Facebook Asks Judge to Toss Class Action Over Ads Using Minors' Images
Last Updated on June 27, 2017
On Tuesday, Facebook Inc. asked a California federal judge to approve their motion to dismiss a proposed class action accusing the social media website of using the names and photographs of minors in advertisements without their consent, saying that the minors weren’t injured by the practice.
The states’ laws cited allegedly do not require parental consent.
Before joining Facebook, a user must agree to the website’s terms and conditions, known as the Statements of Rights and Responsibilities (SRR). Within the agreement, a user consents to allowing the website to use their name or photograph in advertisements throughout the site. The proposed class action argued that the minors who joined the website technically could not give consent for themselves, and therefore were denied their inherent right to control the “use of their identity.”
Facebook introduced their motion to dismiss by calling the plaintiffs’ arguments “meritless.” First, Facebook argued that the plaintiffs lacked standing under the U.S. Constitution, since they alleged no injury. Facebook claimed that the plaintiffs did not present any facts to “establish that such endorsements have monetary value to individual users or even that Facebook derives additional revenue from them.”
Second, Facebook argued that the plaintiffs are making claims that have already been rejected by previous judges.

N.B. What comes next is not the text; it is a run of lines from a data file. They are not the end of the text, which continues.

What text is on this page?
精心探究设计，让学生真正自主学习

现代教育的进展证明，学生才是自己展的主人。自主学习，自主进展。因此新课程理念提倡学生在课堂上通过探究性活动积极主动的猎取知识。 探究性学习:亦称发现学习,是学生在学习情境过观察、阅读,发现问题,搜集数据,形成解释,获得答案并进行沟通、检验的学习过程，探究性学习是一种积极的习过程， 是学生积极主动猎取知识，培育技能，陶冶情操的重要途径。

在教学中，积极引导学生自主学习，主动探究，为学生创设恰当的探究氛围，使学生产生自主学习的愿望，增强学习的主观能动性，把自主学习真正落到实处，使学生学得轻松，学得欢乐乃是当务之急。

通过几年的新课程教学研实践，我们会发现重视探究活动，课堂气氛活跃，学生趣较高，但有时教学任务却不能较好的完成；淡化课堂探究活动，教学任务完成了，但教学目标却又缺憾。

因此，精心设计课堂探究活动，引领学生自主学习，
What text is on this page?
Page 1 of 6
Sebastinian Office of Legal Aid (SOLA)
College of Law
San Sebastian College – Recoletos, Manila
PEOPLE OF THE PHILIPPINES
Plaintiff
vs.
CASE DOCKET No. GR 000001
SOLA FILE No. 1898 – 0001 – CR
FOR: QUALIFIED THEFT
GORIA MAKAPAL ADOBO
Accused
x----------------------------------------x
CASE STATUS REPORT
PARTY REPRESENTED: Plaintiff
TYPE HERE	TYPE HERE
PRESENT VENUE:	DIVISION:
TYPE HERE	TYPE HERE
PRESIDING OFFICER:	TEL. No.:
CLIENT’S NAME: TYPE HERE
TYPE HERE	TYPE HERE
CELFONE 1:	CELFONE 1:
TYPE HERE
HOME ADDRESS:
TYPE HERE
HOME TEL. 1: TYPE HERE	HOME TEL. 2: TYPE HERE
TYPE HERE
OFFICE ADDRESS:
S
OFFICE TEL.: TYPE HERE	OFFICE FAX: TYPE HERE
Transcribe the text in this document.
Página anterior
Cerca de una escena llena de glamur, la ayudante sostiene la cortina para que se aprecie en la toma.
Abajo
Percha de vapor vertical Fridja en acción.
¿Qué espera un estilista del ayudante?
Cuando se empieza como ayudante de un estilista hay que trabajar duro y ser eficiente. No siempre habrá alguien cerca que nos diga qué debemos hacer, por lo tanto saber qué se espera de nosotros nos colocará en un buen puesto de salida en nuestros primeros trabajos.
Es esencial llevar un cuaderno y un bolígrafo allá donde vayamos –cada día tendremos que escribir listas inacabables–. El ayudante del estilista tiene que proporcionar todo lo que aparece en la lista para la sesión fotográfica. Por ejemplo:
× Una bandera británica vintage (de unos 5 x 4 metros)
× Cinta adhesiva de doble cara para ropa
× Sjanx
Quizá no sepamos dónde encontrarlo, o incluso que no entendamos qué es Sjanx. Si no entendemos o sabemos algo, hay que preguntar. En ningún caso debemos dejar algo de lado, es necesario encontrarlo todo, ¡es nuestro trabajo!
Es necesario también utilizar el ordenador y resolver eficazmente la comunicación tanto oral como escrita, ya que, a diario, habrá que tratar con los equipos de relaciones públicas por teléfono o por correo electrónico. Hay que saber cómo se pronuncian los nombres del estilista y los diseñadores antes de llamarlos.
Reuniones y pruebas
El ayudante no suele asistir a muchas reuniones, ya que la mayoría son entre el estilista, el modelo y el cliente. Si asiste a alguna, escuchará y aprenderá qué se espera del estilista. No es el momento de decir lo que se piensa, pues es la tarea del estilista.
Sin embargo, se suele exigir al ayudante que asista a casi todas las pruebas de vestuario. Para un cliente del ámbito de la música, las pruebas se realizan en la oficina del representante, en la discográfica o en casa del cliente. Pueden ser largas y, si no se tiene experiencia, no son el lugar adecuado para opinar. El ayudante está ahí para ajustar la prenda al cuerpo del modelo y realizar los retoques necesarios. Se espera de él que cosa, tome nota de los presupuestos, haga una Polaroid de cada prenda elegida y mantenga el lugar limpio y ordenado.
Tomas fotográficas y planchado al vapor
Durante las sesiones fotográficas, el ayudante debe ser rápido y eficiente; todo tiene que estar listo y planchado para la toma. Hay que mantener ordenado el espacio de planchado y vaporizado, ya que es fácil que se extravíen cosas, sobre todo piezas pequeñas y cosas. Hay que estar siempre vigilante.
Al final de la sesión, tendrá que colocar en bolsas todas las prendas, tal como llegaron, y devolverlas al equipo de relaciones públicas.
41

Nearly two years ago, an Illinois federal judge rejected the claim that Facebook’s SRR violates the California Family Code (CFC), although the plaintiffs are trying to resuscitate that claim once again, the motion said. Third, the website argued that plaintiffs are attempting to apply laws about issues not applicable in the case. Plaintiffs demanded a declaration from the judge that the Children’s Online Privacy Act (COPPA) does not preempt the CFC or unspecified states’ right-of-publicity laws. However, Facebook argued that they never asserted that the COPPA preempted the CFC, and the states’ laws cited allegedly do not require parental consent, rendering these claims inapplicable.
Finally, Facebook argued that when users agreed to the SRR, they agreed to “bring any claims under California law.” Therefore, claims that the website violated the Illinois Right of Publicity Act by displaying such social advertisements cannot be applied during the litigation.